徳川慶喜家の5代目当主である山岸美喜さんは、現在、同家の墓じまいという重責を担っている。親族ほぼ全員の反対や名門ゆえの重責と孤独な闘いを経て、ようやく道筋が見えてきたという。その苦難の道のりを語った。
大政奉還から続く徳川慶喜家の歴史
大政奉還の時点では実子がいなかった15代将軍・慶喜は、御三卿の1つである田安徳川家から家達(いえさと)を養子に迎え、徳川宗家を継がせた。一方で、慶喜自身はすべての身分を放棄し、新しく「徳川慶喜家」を興す。その後、慶喜は10男11女に恵まれた。

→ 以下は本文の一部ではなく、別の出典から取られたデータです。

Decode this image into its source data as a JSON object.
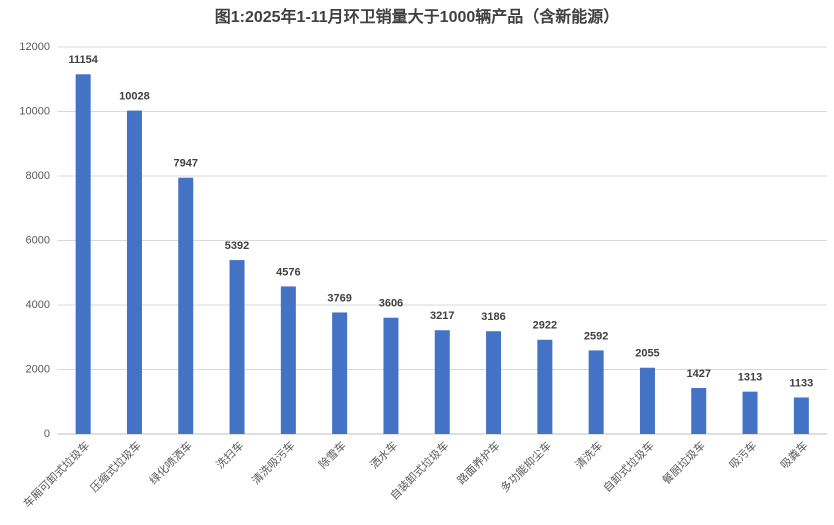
{
  "chart_data": {
    "type": "bar",
    "title": "图1:2025年1-11月环卫销量大于1000辆产品（含新能源）",
    "categories": [
      "车厢可卸式垃圾车",
      "压缩式垃圾车",
      "绿化喷洒车",
      "洗扫车",
      "清洗吸污车",
      "除雪车",
      "洒水车",
      "自装卸式垃圾车",
      "路面养护车",
      "多功能抑尘车",
      "清洗车",
      "自卸式垃圾车",
      "餐厨垃圾车",
      "吸污车",
      "吸粪车"
    ],
    "values": [
      11154,
      10028,
      7947,
      5392,
      4576,
      3769,
      3606,
      3217,
      3186,
      2922,
      2592,
      2055,
      1427,
      1313,
      1133
    ],
    "color": "#4472c4",
    "ylim": [
      0,
      12000
    ],
    "yticks": [
      0,
      2000,
      4000,
      6000,
      8000,
      10000,
      12000
    ],
    "grid": true
  }
}
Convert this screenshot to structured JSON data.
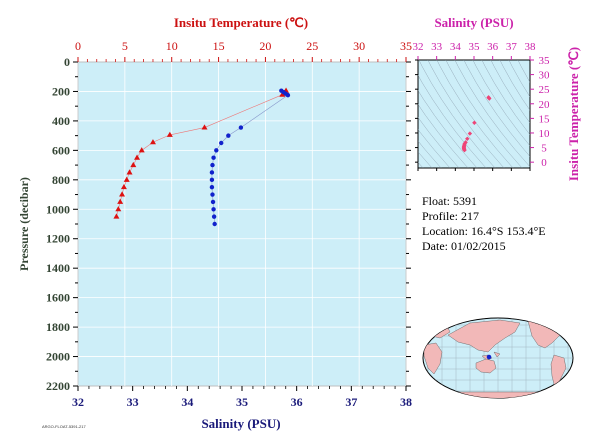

徳川慶喜家は、2代目の徳川慶久(よしひさ)、3代目の徳川慶光(よしみつ:山岸さんの母方祖父)、4代目の徳川慶朝(よしとも:山岸さんの母方叔父)を経て、4代目から指名された山岸さんが5代目を継いだ。
4代目当主「アンクル」の看病から始まった墓じまい
ことの始まりは、叔父の病だった。2014年の初めに慶朝さんに咽頭がんと食道がんが見つかった。慶朝さんは母・安喜子さんの弟にあたる。独身で一人暮らしの叔父の看病を引き受けた山岸さんは、自宅のある名古屋から慶朝さんが住む茨城へと通うようになった。
「叔父は母とは年が離れていて若かったので、私と兄はずっと『アンクル』と呼んできました。子どもの頃からかわいがってもらったので、自分にできることは何でもしたいと思ったんです」と山岸さんは振り返る。
看病の日々が続く中、慶朝さんから「美喜ちゃん、あとはよろしくね」と託されたのが、墓じまいの始まりだった。
親族ほぼ全員が反対、名門ゆえの重責
山岸さんが墓じまいの意向を親族に伝えると、ほぼ全員から反対されたという。「『徳川の歴史を壊すのか』『お墓を守るのが当主の役目だ』といった言葉を浴びせられました。特に年配の親族からは強い反発がありました」と語る。
徳川慶喜家は名門であり、その墓所は約300坪にも及ぶ。維持管理には莫大な費用と人手が必要で、山岸さんは「このままでは墓を守り続けることが困難になる」と判断した。しかし、伝統を重んじる親族の理解を得るのは容易ではなかった。
孤独な闘いと道筋
反対する親族を一人で説得し、墓じまいの手続きを進める山岸さん。その過程で「涙が出た」こともあったという。それでも「アンクルの遺志を継ぎ、徳川慶喜家の未来のために最善の選択をしたい」と語る。
現在は、一部の親族から理解を得られるようになり、墓じまいの道筋がようやく見えてきた。山岸さんは「まだ完全に終わったわけではありませんが、一歩ずつ前に進んでいます」と述べている。